The Williams Pipeline, which was proposed to extend from as far as Coney Island in Brooklyn to Nassau County, would have been four miles from the Rockaways where the city and state invested hundreds of millions to protect the natural ecosystem in that region of Queens and would render their efforts to be pointless, according to a spokesman of Constantinides.

“They invested hundreds of millions of dollars to preserve the ecosystem and we are going to rip it all up for a natural gas pipeline,” said the spokesman. “The other big concern is that there is going to be a couple of generations of us relying on natural gas when we should be focusing on renewal energy.”

The utility company has claimed there would be a huge catastrophe in providing energy to its customers without the pipeline, according to Constantinides, the chair of the Environmental Protection Committee, but he has yet to receive proof from National Grid.
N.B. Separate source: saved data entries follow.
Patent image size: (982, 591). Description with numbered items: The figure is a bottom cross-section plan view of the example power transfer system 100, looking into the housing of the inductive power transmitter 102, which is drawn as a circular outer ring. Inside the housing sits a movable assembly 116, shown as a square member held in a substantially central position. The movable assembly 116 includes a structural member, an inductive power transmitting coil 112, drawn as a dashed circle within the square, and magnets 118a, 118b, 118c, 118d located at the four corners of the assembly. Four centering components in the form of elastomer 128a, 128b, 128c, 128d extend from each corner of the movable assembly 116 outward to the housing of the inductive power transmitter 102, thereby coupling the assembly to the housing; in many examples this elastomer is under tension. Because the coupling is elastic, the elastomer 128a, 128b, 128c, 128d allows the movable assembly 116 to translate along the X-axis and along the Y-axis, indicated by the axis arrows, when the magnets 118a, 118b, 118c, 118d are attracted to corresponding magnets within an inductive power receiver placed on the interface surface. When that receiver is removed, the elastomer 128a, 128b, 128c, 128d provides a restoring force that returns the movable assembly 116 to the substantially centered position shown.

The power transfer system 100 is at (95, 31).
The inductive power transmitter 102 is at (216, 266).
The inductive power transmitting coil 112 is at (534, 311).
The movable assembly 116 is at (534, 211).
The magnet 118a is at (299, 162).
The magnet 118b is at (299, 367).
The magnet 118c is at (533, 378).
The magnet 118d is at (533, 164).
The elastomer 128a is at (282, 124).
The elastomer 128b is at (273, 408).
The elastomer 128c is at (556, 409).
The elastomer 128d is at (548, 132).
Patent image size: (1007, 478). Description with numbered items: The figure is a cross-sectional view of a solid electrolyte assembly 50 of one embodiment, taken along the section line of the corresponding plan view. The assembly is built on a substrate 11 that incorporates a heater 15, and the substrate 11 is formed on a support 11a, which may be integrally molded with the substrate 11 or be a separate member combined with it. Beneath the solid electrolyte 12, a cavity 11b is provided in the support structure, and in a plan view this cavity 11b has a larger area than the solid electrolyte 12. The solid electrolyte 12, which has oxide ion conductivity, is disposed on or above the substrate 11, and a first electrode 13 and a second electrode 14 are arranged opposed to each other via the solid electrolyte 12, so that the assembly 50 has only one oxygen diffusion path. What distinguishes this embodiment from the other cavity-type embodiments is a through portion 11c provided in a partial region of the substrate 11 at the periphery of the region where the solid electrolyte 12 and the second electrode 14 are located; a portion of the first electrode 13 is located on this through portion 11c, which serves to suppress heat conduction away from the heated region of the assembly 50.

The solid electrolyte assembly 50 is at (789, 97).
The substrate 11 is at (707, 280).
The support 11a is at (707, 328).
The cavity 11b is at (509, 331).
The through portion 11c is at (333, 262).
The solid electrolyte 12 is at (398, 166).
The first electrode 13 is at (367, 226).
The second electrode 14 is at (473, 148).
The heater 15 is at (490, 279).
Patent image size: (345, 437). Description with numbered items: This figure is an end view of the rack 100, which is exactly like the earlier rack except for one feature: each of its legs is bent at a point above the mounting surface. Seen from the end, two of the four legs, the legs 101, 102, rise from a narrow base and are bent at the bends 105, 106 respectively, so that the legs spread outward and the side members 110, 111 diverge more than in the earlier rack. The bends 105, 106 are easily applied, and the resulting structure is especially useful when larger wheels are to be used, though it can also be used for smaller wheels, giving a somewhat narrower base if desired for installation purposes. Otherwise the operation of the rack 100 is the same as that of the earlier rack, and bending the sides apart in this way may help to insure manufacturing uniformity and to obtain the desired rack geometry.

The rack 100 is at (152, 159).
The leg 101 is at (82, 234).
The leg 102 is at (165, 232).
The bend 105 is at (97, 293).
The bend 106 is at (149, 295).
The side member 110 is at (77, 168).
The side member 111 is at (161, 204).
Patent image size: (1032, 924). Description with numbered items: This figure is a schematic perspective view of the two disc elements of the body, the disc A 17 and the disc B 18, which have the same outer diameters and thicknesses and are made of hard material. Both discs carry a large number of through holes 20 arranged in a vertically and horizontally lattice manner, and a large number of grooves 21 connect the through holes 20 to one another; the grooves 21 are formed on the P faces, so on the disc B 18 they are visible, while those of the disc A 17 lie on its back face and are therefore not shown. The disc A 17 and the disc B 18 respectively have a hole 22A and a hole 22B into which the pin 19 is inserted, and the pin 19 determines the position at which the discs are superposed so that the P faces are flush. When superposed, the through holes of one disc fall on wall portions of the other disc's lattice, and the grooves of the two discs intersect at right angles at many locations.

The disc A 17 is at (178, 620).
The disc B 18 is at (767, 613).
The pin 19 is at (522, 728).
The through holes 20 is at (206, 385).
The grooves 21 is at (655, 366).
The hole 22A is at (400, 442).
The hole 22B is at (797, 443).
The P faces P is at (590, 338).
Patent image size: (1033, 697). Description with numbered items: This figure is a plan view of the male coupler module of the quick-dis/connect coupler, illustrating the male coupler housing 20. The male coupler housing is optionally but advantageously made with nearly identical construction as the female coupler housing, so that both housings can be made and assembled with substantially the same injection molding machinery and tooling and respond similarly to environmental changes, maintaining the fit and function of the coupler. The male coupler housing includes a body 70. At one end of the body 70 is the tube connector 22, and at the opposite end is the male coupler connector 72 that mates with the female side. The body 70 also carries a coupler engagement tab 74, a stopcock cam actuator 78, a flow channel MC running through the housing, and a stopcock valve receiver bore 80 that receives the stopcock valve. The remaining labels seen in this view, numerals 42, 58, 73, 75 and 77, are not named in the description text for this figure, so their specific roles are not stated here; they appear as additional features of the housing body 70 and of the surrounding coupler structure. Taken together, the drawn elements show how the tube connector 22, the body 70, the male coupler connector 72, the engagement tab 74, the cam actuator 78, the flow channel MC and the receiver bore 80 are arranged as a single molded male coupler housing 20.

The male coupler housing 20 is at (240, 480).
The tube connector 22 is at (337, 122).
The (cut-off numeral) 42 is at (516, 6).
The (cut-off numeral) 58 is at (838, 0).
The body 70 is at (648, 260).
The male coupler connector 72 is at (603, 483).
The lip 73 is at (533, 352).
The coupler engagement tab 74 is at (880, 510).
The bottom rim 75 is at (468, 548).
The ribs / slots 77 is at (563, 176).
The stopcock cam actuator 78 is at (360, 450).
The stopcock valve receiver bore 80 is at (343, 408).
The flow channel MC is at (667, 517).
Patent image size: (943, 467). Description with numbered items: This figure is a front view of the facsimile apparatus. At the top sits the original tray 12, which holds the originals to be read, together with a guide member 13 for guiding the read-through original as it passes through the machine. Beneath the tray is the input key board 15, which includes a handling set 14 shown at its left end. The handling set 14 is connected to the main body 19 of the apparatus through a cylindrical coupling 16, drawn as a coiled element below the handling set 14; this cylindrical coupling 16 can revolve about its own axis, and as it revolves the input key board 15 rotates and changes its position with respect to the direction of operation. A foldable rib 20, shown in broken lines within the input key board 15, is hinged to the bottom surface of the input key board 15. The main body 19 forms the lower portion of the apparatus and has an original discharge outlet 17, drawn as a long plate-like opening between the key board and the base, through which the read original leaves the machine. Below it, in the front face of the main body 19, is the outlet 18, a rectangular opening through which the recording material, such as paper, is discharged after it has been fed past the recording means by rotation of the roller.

“To this day they have yet to provide any concrete evidence,” said Constantinides on Oct. 11.

Gov. Andrew Cuomo has opened an inquiry into National Grid through the Department of Public Service to investigate whether the company had plans to meet the needs of its customers without the pipeline approval for this coming winter, because even with the go-ahead to move forward with the project gas would not have come from the development until December 2020.

“It is the fundamental responsibility of our utilities to provide reliable service,” Cuomo said. “National Grid has acted in bad faith throughout this process – first by denying over 1,100 eligible customers with service and now by failing to fulfill its core responsibility.”

John Rhodes, chair of the Public Service Commission, ordered National Grid to supply its customers and to implement an alternative supply and demand reduction plan to ensure the safety and reliability of the gas system, according to the Governor’s Office. The order also commences a penalty proceeding against the utility for alleged violations of the Public Service Law.

“The law requires utilities to provide gas service without unreasonable qualifications or lengthy delay when sufficient gas supply exists, which the order alleges is the case for these previously existing customers of National Grid who found themselves suddenly cut off from gas without adequate warning and preparation,” said Rhodes.

Constantinides, who is running for the Queens Borough President Office, wants companies to start putting people first over profits.

“The time for New York City to initiate a public utility option that puts New York City residents first, not shareholders and fossil fuel interests, is long overdue,” said Constantinides.